As Microsoft releases newer operating systems beyond Windows Server 2003, (WS2003) healthcare organizations must either remove legacy Windows servers from their environment or subscribe to Microsoft’s customer support agreement, which can cost up to millions of dollars depending on the number of servers needing extended security patches.

Further, many healthcare applications – ranging from patient records to financials – don't provide support for out-of-date versions of Windows. By clearly understanding the full server environment, obtaining executive sponsorship, preparing to contract application vendors, and ensuring infrastructure capacity is available, healthcare organizations can avoid major Windows migration headaches.

After a healthcare organization is ready to upgrade, it can often take as long as two years to remove legacy servers from the environment, depending on the scale and complexity of the server footprint. The recommended options for removing WS2003 servers are to either decommission unnecessary servers or migrate them to Windows Server 2012 or Windows Server 2008R2.

Decommissioning is the quickest way to remove legacy servers and saves on maintenance, power and cooling. To determine how many servers can be decommissioned versus migrated, organizations should start by assessing the environment.

Capture current server environment. Capturing the full picture of the current server environment is critical prior to Microsoft or another third-party services provider starting the migration.

Healthcare organizations should begin by taking a complete inventory of servers in the environment, their location, active versus inactive status, which applications are running on them and number of users accessing each server. Additionally, organizations should identify the application users, how the application is used, as well as the owner of record for each server. This will help in making key hardware and migration path decisions.

Decommission out-of-support servers, when possible. The server inventory analysis is critical for determining which out-of-support servers can be removed by decommissioning as Microsoft continues charging its customer support agreement fee even if out-of-support servers aren’t being utilized (but still on the network). For one healthcare organization client, we found that 40 percent of their WS2003 servers did not need migrating and could simply be decommissioned, which allowed the client to quickly reduce server counts and generate immediate savings on the associated support costs.

Elevate migration priority. Once the external migration team is onboard, they will have to gather critical application information to determine whether the applications can be migrated onto the new system. Executives are typically motivated to avoid customer support agreement fees and reduce the risk of running applications on unsupported operating systems. This strategy needs to be clearly communicated from executives to application owners in Finance, Legal, and Infrastructure teams ahead of time to enable the application owners to plan for the migration and prioritize their time accordingly.

It is also key for healthcare organizations to prioritize their migration list, for example, by mission-critical apps, location or user count. Major complex applications can often take as much as eight months to migrate—requiring the most time and resources from the outset. The organization’s IT leadership needs to decide which applications are critical to migrate first.

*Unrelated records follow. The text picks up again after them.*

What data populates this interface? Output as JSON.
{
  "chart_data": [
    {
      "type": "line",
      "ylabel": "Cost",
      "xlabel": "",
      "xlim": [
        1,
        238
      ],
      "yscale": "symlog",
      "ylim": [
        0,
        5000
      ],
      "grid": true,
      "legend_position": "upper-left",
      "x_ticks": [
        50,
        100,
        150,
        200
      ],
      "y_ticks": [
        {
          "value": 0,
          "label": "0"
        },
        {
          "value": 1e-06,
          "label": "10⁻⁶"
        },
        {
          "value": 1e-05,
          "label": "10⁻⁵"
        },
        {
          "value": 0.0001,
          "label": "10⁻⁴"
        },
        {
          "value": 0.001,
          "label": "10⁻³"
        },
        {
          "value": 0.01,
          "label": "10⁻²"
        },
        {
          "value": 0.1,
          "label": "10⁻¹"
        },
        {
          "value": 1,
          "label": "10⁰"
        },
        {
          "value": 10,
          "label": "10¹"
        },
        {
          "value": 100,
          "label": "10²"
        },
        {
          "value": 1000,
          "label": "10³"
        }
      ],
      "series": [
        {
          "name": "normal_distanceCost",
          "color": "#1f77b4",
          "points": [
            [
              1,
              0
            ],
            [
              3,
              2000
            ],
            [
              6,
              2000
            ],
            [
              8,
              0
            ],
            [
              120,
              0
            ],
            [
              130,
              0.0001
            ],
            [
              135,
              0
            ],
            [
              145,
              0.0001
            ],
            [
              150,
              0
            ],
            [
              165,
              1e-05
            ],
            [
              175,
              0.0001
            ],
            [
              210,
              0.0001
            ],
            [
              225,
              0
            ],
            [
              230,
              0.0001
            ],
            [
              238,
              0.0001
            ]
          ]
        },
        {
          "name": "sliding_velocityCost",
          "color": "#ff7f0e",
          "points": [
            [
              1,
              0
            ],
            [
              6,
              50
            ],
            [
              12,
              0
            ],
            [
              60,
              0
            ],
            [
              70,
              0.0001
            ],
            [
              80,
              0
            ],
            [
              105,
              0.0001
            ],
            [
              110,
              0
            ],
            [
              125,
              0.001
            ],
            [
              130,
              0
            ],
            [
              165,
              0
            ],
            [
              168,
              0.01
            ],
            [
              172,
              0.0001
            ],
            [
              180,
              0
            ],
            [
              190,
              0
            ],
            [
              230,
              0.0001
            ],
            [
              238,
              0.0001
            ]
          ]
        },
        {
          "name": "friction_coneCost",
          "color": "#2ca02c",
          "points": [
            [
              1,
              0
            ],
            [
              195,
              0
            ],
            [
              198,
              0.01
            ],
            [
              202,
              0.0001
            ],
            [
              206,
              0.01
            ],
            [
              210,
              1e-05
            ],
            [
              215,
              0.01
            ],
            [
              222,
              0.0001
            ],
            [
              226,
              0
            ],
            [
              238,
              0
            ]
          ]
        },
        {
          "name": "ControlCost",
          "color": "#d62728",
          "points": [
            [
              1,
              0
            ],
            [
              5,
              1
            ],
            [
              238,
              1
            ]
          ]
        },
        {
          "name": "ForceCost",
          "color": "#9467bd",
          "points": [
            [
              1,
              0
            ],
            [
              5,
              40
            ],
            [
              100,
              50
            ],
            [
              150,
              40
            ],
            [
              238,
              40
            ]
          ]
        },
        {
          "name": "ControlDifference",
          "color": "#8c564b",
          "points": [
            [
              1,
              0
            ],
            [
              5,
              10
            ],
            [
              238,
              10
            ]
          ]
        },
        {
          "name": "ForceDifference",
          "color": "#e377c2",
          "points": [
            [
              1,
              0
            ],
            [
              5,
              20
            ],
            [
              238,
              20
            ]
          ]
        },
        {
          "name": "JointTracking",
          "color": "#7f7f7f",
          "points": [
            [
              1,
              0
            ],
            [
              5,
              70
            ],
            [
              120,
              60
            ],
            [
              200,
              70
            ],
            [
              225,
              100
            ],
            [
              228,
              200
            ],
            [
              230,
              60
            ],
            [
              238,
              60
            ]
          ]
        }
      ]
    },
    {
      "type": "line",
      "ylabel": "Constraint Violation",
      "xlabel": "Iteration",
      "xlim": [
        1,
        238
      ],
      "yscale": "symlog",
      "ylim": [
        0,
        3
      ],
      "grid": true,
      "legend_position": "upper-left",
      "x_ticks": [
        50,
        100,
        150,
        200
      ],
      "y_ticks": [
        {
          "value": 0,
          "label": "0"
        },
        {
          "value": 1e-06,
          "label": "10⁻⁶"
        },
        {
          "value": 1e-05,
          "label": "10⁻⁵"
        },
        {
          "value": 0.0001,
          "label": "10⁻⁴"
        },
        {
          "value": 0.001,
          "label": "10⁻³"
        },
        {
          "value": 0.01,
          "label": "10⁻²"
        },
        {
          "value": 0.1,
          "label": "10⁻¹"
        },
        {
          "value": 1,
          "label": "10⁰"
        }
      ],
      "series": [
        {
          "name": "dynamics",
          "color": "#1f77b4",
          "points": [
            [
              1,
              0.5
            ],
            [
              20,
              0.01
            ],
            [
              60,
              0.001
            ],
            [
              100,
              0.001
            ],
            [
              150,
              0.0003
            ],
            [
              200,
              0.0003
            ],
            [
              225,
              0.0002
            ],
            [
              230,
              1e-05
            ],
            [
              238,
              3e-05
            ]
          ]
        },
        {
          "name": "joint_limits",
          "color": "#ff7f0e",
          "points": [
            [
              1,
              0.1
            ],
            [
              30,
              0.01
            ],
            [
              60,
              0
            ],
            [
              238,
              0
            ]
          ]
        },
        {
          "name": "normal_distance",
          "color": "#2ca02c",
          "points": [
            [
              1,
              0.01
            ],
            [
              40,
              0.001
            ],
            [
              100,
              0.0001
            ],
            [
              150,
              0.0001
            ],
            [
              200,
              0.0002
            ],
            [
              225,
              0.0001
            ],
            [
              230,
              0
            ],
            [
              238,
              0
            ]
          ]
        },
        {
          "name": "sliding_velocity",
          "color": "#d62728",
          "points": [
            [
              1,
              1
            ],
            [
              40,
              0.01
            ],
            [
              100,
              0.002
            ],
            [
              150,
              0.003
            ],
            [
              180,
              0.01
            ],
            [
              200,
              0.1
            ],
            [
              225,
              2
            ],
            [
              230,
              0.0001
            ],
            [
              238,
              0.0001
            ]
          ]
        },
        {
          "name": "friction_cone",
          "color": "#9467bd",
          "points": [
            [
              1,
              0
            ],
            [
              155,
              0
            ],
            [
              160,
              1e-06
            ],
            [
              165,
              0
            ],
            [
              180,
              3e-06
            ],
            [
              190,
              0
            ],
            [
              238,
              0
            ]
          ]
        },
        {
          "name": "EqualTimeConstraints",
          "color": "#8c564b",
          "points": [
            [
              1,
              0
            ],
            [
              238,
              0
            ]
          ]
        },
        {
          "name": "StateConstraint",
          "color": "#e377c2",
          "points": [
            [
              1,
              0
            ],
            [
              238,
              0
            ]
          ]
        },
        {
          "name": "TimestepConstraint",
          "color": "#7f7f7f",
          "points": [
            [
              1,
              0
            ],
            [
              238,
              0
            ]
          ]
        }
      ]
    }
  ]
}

For example, is a single server supporting more than 500 clinical users the top priority, or does a key enterprise-wide payroll application running on WS2003 requiring an immediate upgrade take precedence? Taking the time to set migration priorities at the beginning is a critical step.

Determine capacity to avoid infrastructure bottlenecks. With an accurate picture of the current server environment, a list of servers to be decommissioned, and server utilization reports, healthcare organizations and their migration partners can determine how much infrastructure capacity is required to replace old servers. Additional capacity is needed during the migration so the new servers can be tested before the old servers are decommissioned. Knowing what type of infrastructure is needed, for example, physical vs. virtual, also is important.

Contracting application vendors. Finally, certain healthcare applications can only be migrated with the assistance of the application vendor. For a recent healthcare client, 80 percent of its healthcare applications required migration services from the application vendors’ dedicated migration teams and could not be migrated by the client’s migration team alone. Application vendor involvement costs can vary considerably depending on the complexity and age of the legacy system. For example, a nurse call application upgrade required the application vendor to go floor-by-floor to upgrade legacy systems and servers and replace 180 nurse call badges. It is important to take these additional costs into account when forecasting the WS2003 server removal budget.

Microsoft server migrations are complex but healthcare organizations that commit to a robust migration plan and prepare the server environment before the field transition begins can help mitigate bottlenecks and make the overall process more manageable and efficient.